Tuesday, July 30, 2002

IT vs. Upper Management


I had an interesting conversation with one of our sales reps today. We sell mid-range payroll/HR software. The sales person I was talking to noted that she often got in easier with a company when she talked to the upper management, CFO, and/or CEO of a company. Since our software costs many thousands of dollars they are often involved anyway. But the key is that the sales person sells the features and benifits to managment before the IT staff has a chance to evaluate and deside if the product will work with the current infrastructure.

I found this particularly interesting because it happened to our own company. Our current customer database application is crap and a real pain to administrate. My boss and myself were not consulted until after the product was purchased. The sales person who sold us the product went to the CEO and Sales VP directly. He did an awesome job of selling the product and then the IT staff got the shaft.

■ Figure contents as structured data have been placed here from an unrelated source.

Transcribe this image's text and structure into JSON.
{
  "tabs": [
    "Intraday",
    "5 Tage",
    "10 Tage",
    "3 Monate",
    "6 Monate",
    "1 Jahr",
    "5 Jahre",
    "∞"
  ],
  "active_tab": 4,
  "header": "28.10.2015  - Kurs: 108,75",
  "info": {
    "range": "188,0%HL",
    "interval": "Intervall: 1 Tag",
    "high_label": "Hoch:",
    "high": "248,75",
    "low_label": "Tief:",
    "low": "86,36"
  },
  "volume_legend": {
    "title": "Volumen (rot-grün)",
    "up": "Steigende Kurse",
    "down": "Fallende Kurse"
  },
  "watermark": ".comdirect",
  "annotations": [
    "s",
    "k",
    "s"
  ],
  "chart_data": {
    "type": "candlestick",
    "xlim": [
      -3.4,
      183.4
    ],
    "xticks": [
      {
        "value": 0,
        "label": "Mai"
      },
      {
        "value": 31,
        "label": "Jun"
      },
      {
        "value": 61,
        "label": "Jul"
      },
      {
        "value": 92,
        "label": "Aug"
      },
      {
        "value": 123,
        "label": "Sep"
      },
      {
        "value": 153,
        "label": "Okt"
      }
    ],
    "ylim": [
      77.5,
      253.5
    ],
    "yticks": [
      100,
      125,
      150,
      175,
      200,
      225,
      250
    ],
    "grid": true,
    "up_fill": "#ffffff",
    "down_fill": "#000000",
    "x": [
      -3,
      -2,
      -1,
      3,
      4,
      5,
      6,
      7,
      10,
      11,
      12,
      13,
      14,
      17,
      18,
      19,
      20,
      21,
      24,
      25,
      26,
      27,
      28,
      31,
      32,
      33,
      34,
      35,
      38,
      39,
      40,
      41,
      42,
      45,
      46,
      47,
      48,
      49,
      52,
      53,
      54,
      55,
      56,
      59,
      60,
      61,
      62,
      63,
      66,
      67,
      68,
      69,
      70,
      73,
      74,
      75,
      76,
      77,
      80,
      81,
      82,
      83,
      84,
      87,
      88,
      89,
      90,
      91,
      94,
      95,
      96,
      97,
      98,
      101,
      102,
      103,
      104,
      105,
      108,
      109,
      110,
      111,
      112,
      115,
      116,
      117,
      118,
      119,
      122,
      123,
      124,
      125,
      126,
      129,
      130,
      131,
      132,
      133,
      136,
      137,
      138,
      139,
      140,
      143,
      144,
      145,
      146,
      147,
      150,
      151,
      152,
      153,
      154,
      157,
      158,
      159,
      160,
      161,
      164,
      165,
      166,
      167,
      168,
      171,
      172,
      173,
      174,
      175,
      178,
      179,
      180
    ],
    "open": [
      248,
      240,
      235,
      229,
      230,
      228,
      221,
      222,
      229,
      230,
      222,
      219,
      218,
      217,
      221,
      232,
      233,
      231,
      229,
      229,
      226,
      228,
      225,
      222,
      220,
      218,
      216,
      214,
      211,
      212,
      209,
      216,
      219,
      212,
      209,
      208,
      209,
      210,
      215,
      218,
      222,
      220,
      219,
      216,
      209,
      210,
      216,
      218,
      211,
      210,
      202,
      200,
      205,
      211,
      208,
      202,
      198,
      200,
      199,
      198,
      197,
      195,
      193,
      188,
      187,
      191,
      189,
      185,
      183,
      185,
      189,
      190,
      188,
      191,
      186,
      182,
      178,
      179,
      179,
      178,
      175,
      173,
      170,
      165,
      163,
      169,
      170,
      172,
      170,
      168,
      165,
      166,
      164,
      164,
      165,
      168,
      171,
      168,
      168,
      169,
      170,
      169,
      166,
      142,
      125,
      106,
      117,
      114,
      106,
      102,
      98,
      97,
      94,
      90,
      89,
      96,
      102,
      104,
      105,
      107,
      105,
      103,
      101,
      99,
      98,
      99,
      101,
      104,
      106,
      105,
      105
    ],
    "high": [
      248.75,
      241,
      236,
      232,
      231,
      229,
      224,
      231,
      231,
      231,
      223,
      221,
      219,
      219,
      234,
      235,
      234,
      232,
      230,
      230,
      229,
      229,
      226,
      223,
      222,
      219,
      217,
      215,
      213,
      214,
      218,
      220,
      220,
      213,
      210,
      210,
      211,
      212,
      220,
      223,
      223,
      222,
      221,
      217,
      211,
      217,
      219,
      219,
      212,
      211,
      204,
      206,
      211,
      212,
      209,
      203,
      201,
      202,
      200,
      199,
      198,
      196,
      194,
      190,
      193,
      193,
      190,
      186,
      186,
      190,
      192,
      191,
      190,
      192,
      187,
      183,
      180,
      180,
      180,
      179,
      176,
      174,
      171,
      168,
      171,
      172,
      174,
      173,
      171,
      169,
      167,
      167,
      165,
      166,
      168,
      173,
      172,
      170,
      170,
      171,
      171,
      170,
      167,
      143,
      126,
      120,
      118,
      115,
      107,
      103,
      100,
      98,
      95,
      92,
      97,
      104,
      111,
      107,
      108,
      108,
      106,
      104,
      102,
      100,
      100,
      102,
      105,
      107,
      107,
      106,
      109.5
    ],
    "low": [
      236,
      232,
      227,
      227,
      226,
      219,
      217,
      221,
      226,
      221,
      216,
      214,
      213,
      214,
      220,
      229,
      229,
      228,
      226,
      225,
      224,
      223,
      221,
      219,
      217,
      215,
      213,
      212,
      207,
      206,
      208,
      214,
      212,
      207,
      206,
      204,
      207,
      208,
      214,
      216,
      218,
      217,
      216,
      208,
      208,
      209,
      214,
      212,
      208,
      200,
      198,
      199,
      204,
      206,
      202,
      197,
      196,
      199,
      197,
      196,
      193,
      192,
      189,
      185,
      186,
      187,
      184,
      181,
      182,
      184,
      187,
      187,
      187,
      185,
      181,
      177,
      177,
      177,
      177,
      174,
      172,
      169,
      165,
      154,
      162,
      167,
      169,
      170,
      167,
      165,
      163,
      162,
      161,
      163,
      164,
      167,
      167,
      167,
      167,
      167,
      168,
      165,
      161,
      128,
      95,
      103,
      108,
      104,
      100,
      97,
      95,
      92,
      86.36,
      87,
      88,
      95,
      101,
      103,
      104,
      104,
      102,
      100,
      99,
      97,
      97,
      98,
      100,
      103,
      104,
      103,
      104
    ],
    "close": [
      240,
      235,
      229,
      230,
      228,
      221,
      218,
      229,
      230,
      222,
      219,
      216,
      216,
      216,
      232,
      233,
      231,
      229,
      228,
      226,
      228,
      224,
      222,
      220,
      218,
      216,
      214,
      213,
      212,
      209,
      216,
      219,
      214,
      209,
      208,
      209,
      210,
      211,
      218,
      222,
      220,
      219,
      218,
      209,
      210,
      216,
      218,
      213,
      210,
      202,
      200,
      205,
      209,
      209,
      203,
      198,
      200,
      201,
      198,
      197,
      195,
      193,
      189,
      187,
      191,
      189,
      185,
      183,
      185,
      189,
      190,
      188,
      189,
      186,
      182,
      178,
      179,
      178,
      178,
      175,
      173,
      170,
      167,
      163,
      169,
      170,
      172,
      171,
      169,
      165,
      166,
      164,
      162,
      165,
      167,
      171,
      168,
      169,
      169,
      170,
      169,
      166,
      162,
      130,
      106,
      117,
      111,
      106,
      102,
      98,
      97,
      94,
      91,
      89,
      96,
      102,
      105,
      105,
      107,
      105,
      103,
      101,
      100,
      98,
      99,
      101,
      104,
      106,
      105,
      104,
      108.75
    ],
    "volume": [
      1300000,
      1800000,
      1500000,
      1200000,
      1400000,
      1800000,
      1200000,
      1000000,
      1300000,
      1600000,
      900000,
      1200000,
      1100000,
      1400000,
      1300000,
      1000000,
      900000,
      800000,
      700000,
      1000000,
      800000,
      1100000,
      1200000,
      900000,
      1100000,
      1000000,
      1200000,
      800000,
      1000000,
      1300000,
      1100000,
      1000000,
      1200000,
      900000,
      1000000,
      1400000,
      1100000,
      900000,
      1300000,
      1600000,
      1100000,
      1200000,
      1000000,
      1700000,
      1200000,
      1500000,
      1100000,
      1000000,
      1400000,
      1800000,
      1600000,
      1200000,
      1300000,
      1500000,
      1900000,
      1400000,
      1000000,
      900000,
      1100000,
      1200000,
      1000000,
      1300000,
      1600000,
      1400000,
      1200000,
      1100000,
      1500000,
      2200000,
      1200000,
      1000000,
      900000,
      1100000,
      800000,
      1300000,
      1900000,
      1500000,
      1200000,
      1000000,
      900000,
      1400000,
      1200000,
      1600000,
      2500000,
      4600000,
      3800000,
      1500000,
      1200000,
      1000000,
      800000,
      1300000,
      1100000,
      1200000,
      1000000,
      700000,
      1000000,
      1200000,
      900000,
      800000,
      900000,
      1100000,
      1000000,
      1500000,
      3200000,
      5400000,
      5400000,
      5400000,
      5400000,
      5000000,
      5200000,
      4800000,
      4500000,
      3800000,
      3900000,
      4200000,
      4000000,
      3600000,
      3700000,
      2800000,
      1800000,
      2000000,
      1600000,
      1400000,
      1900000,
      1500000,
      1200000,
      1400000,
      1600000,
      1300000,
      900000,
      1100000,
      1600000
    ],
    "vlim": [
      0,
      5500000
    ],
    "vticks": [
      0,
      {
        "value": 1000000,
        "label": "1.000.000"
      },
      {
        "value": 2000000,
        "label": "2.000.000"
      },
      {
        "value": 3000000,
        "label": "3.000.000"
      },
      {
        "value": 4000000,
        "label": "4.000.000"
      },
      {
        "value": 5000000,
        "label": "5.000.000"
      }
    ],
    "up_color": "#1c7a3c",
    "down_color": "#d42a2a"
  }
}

The product has had nothing but problems from the start and it has not gotten any better with two version upgrades. Now the sales person wants to sell us a newer more "powerful" product. I just found out about it and right now my boss and I are out of the loop, again.

Here is a quote from James Riis as posted at ZDNets' TalkBack section:


"It's quite a challenge to explain the benefits and differences between the $50 solution and the $500 dollar solution. For example, Great Plains and PeopleSoft both sell accounting software. While on the technical side it's easy to explain the performance and scalability differences. On the business side, each product handles the accounting work. So they then conclude that all things are equal, so choose the least expensive one.

I guess it's a lack of trust by the business folks. They believe that technology people want to implement the latest and greatest (aka most expensive)."



Frankly I'm not sure if that is the problem at my company or not but I'll stick my neck out on this one. I WILL NOT support another junk application. If given the chance I will research and evaluate every product that can do what we need, regardless of past loyalties or sales hype. As I discovered from my sales rep co-worker, sales people don't want to talk to IT. We are often (not always) too cautious to be caught up by sales hype.

Well it looks like it's little ol' me, Mr. IT boy against the big bosses. Good thing they like me a lot. I think they have to, they know I could wipe all the servers in about 5 minutes and since I built the network I could tear it down too. I would never do those things, but certainly that has to be in the back of thier heads. It wouldn't destroy the company, but it sure would make things hell for awhile. What they don't seem to understand is that the system is near hell already!

We are not a large company. Fourty employees is not too difficult for a single IT guy to manage. (My boss has other things he has to do, so IT is 98% mine) However with those 40 employees we have SEVEN databases. Only three of them can talk to each other, but they do not work together well. Of those 7 DBs, there are 4 different databases types too! Now it doesn't take an IT genious to realize that is a highly inefficient way to hold your data, especially when the data tables need to be linked!

Ok ok, enough bitching about work. I'll let you know how my battle goes. I've been pretty good at argueing my point when necessary, lets hope this doesn't become ugly.